Yes, you’re pretty much an authority! Thanks, buddy. Hope to never achieve your level of expertise.
Thought the 1st post got lost so rewrote and sent again. But important enough to read twice.
Excellent post, WM, even though I passed out twice from reading this. I hate the sight of blood. Hey, where was King H in all of this?
He doesn’t ride with the serfs on Sunday. But he was ripping legs off on the NPR yesterday!
Mr. Wank… get yourself some real man-tweezers! Hustle over to Amazon (or any good hardware store… thus the manly part) and get a set of Uncle Bill’s http://www.amazon.com/Uncle-Bills-Tweezers-Survival-Stainless/dp/B0091A7R92
Besides plucking stuff out of tires, it is the shizzle for removing stingers from your face. I don’t leave home without them.
1) What is a shizzle?
2) I’m gonna also start riding with a crowbar. Ya never know.
1) How can I take a wanker seriously if he doesn’t know shizzleness?
2) Suit yourself. I’ve not yet found a use for a crowbar on a road ride (notice I didn’t say mtn bike ride), but I’ve found plenty of uses for girls carrying tweezers.
Taking wankers seriously, or worse, wanting to try to, is a cause for concern. See your nutritionist immediately.
I also carry a nail file ~ for future reference
Not gonna ask why…
Heal up soon chief!
Thank ‘ee…consider it done.
I can avow for crshnbrn’s expertise here. Still gives me the willies thinking about it. Good to see you bounce a bit better.
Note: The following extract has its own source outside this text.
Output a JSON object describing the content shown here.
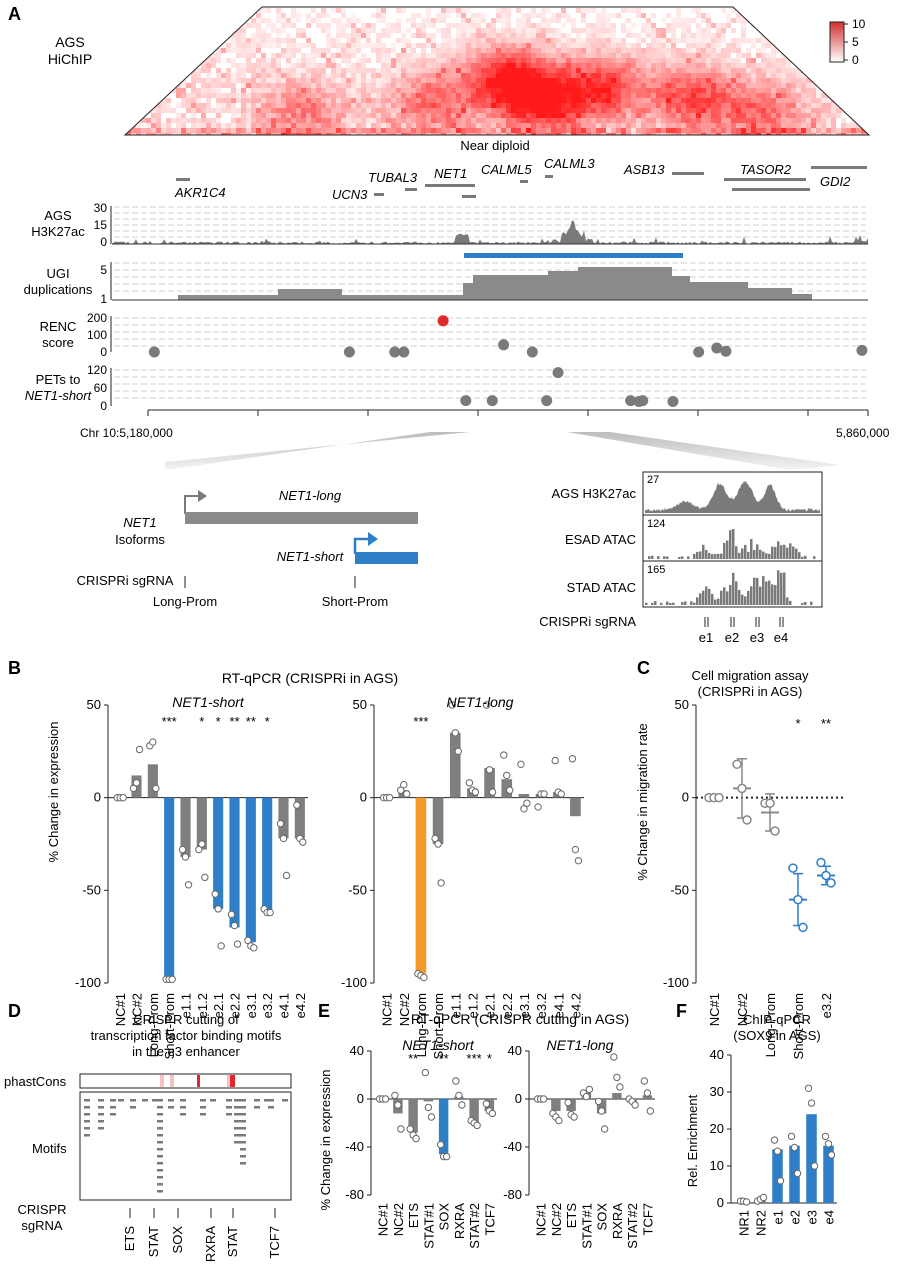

I suppose this is one way to get out of downing a shot of wheat-grass.
I can vouch for how he looks in a hospital bed. Handsome, chipper, and raring to go even with more tubes sticking out of him than straws in a high school graduation party punchbowl.
Aw, shucks. Morphine will make anyone chipper.
Adding it to my diet list of approved foods now.
Yeah, 135lbs bounces better than 190lbs
Hitting the pavement around 40 mph didn’t help you.
You’re both pretty tough. I’d have been whining on the side road in need of a heli-evac.
I was born with the fake tough, semi-stern stuff gene…
HTFU! Mountain bikers do it better.
HTFU! Gunshot wound recipients do it better! HTFU! Guillotine victims do it better! HTFU! People who hang out with dudes named “Lecter” do it better!
…am trying, rather than to HTFU, to NFOMFBA…[not fall off my fucking bike anymore]…just a thought…
Now you say something. Where were you 2 weeks ago when I hit that pine tree? NFOMFBA indeed!!!
MTB accidents are by far the worst, on average, according to ER staff. No matter how tough you are, the tree is always tougher, right?
The big difference is that hitting stuff and falling down is an integral part of mtn biking. In theory, that is NOT part of road biking… present company excepted.
The big difference is that MTB is badass. Road riding is just ass.
Sorry Wanky, you are one of those gritty tough guys…you can break it all down with your fancy words, and make it sound like you were chicken stick, but you STILL rode the rest of your ride, ate lunch…heck, you prob even took a good dump ALL after you crashed, and had bones all swimming around in your crazy elbow!!!
I woulda cried on the side of the road until my mommy came to kiss my owie…and used Bactine…the “no ouchie” kind…not frickin’ peroxide!!!!
Sorry, you’re a bad ass.
I’m emailing this comment to my dentist…IMMEDIATELY.
Also, no sex for Mrs. WM until she memorizes this comment.
Next stop: Bill’s Plumbing & Tattoo Art Shoppe, so I can get this inked onto my…leg.